I see a few reasons that could probably explain such a situation

  • designing some (naive) e-commerce solution is easy, and can be done in 3 months by an experienced programmer. In addition, there are plenty of open source software packages to get you inspired.

  • getting your first ten customers is relatively easy. Just prospect your neighborhood, and you will probably find a few retailers that would accept to get an online front-end for their existing business.

  • e-commerce is hype and all major media are promising a huge business growth for online transactions in the next few years.

Yet, all those positive elements seem seriously flawed to me. Although, a minimal shopping cart can be designed in 3 months, a practical one needs to support virtually all payment providers and all shipping providers (and probably many accounting, ERP solutions as well, if you wish to catch successful e-commerce owners) . And then, it's not any more a 3 months project, but requires some major development efforts.

Then, as getting your first few customers might be (relatively) easy, because you can leverage your immediate neighborhoods, this approach does not scale at all. Considering the decreasing costs of the e-commerce hosting, I don't think that any e-commerce provider business will be sustainable within a few years with less than a couple of thousands of customers. In order to scale-up on such a market, you need a huge online presence, that will drive huge amount of customers to your website. But considering that most e-commerce provider websites already have a Google PageRank of 7 or above (osCommerce has 8 ), competition is clearly super-tough in this area.

Finally, although the e-commerce market is promised to grow, I suspect that most of the growth of the retail activity is going to be absorbed by a few hundred companies. Beside those leading online retailers, there will probably be some room for a few thousands online retailers operating in niches. Even if we assume that the web can sustain 100.000 profitable web shops worldwide (which looks already quite an optimistic estimate to me), it clearly won't sustain the 1.000 shopping cart providers that currently exists. Thus, I would expect 90% of those companies to either disappear or merge in the next decade. Since it does not cost much to maintain an online business, the process can be quite slow though.

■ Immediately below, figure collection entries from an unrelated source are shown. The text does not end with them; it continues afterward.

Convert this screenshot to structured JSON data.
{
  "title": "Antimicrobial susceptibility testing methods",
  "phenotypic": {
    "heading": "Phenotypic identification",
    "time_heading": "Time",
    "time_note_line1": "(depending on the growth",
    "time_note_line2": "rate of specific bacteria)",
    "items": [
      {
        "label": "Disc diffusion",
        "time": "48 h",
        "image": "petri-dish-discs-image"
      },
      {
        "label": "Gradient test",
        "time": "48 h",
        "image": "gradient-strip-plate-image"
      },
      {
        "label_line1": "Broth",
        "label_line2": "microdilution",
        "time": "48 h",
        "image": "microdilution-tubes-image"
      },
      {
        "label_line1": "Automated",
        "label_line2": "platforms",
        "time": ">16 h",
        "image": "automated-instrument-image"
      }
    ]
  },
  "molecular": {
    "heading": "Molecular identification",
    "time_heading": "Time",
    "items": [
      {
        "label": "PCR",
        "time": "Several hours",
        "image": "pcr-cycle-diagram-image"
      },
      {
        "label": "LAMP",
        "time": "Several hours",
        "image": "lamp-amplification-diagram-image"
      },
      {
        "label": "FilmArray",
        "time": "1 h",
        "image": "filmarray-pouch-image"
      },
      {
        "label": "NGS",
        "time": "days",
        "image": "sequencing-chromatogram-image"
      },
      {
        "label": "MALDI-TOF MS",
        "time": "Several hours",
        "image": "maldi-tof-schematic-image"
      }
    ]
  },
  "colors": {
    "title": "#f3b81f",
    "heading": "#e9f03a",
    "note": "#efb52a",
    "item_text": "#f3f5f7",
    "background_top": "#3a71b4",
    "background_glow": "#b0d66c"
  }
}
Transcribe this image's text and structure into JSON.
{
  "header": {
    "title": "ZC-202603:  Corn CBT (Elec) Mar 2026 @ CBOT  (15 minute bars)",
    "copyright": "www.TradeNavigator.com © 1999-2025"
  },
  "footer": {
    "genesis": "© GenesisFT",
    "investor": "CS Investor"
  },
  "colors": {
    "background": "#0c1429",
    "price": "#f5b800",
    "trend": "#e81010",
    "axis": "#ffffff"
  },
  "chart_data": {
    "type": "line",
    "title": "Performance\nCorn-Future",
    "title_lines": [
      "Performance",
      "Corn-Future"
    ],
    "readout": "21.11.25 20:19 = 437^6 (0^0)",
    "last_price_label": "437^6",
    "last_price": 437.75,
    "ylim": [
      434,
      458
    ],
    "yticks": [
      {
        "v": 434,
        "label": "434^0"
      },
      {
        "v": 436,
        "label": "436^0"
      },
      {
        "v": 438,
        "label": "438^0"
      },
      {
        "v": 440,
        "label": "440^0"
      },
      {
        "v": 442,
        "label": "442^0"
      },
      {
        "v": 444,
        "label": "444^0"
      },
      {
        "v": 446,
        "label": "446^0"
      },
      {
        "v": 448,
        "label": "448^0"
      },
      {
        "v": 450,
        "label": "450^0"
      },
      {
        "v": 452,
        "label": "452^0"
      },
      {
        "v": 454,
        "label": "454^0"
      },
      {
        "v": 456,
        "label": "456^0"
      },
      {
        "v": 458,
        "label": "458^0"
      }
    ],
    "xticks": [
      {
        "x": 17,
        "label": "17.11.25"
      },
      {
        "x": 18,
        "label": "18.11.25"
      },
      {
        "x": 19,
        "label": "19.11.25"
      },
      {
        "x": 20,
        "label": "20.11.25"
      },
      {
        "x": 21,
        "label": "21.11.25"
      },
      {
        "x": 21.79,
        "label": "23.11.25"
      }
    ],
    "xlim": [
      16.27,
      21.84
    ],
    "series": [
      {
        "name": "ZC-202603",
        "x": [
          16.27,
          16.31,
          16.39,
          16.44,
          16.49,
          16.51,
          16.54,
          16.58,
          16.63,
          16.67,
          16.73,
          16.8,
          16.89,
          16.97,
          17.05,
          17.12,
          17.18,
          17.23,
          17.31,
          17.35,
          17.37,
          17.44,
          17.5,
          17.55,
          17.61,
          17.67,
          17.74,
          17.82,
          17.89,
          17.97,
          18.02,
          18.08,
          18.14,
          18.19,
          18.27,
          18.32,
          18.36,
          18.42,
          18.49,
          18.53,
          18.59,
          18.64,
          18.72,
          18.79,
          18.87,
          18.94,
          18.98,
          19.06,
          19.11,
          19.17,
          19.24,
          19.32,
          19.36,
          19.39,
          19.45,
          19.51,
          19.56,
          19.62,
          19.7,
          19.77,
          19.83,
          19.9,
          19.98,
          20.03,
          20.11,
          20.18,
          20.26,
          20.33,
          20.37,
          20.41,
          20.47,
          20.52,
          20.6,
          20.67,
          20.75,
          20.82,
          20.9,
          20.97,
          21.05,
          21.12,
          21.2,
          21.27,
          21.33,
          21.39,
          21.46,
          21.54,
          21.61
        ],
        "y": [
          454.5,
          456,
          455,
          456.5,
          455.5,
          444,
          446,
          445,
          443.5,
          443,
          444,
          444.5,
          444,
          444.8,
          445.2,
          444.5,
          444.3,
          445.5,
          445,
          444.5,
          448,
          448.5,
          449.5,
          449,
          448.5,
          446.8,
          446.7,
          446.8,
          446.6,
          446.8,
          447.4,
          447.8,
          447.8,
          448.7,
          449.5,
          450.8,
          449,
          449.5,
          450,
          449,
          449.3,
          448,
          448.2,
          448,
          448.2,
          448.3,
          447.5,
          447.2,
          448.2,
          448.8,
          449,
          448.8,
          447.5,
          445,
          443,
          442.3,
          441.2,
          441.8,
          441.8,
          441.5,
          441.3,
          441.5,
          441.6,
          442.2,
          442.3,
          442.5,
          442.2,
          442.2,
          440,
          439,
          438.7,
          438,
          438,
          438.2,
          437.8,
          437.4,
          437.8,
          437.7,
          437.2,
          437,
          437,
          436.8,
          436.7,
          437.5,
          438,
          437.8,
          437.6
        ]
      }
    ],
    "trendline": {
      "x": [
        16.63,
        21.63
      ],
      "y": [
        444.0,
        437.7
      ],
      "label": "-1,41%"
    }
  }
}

Finally, if the shopping cart software itself may have been an issue in the past to create an online store, it is not anymore (unless you have to deal with millions of customers, because most e-commerce solutions don't scale, but very few online businesses end up with such issues). And the amount of money that needs to be invested in the e-commerce software is now ridiculously low compared to the other - non software related - areas such as creating textual content and marketing.